TCGAImporter (v5)

This module imports data from TCGA by taking in a GDC manifest file, downloading the files listed on that manifest, renaming them to be human-friendly, and compiling them into a GCT file to be computer-friendly.

Summary

This module imports data from TCGA by taking in a GDC manifest file, downloading the files listed on that manifest, renaming them to be human-friendly, and compiling them into a GCT file to be computer-friendly.

Remember that you will need to download a manifest file and a metadata file from the GDC data portal (https://portal.gdc.cancer.gov/).
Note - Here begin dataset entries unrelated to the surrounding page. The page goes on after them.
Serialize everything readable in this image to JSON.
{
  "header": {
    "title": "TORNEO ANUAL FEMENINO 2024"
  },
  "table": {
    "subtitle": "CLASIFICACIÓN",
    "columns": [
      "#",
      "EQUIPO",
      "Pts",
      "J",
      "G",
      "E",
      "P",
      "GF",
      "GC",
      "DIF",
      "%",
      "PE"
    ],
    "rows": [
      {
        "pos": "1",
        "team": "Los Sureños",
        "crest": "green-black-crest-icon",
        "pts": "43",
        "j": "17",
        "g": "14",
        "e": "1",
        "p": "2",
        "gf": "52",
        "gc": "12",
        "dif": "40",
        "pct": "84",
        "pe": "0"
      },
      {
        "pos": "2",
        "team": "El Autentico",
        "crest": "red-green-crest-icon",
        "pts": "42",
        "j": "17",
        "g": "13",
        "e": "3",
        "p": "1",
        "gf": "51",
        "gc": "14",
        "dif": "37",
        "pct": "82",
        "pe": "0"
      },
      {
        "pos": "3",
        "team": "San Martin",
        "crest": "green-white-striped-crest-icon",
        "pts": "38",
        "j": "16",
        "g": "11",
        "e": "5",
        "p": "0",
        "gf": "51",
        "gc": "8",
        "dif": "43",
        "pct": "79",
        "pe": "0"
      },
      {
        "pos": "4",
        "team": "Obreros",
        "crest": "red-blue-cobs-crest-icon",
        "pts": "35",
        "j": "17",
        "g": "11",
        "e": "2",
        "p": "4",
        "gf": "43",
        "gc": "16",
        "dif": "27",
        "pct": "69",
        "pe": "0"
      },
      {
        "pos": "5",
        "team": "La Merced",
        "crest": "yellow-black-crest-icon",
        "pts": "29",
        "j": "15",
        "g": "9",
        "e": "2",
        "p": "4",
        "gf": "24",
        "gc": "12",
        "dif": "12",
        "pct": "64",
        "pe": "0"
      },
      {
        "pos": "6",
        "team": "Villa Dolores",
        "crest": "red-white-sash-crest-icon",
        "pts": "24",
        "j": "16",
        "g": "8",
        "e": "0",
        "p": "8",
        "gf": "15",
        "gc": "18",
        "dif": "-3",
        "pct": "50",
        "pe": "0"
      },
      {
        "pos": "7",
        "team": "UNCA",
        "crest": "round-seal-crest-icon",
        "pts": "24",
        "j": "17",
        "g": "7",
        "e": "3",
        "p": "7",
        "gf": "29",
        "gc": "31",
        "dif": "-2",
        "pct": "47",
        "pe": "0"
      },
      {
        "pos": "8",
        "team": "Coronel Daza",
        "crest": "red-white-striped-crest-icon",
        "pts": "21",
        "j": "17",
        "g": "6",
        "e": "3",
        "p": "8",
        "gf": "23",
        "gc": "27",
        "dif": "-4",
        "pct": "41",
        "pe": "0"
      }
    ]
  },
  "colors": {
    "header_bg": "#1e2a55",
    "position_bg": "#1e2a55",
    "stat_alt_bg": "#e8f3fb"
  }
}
To dowload these two files follow these intructions: https://github.com/genepattern/TCGAImporter/blob/master/how_to_download_a_manifest_and_metadata.pdf

If you'd like a more comprehensive tutorial of the GDC website, you can find it here: https://docs.gdc.cancer.gov/Data_Portal/Users_Guide/Getting_Started/

 

Version comments:

  • Version 5.0: Utilizes the new Docker container (0.2)
  • Version 4.0: Improved performance of translating gene names.
  • Version 3.2: Changed module name (from download_from_gdc to TCGAImporter) and updated code to read metadata files dowloaded after February 2018 (following GDC's metadata reformatting), this is backwards compatible.

 

Functionality yet to be implemented:

  • Parse copy number variation

 

Technical notes:

  • This module has been tested to run in the Docker container genepattern/docker-download-from-gdc:0.2 which has build code b2l3ixgs675rmow9n3dhgfp
  • To create a conda environment (called GP_dfgdc_env) with the required dependencies download the requirements.txt file from the github repository named genepattern/docker-python36 (here is the url of the file: https://raw.githubusercontent.com/genepattern/docker-python36/master/requirements.txt) and run this three commands in the same folder where requirements.txt is located:

conda create --name GP_dfgdc_env pip
source activate GP_dfgdc_env
pip install -r requirements.txt

Note that you will need to have the GDC download client on the same folder. If you don't know what this means, read more here:  https://docs.gdc.cancer.gov/Data_Portal/Users_Guide/Getting_Started

Parameters

 

Name Description
imanifest * The relative path of the manifest used to download the data. This file is obtained from the GDC data portal (https://portal.gdc.cancer.gov/).
metadata *

The metadata file obtained from obtained from the GDC data portal (https://portal.gdc.cancer.gov/)

output_file_name *

 

The base name to use for output files. E.g., if you type "TCGA_dataset" then the GCT file will be named "TCGA_dataset.gct"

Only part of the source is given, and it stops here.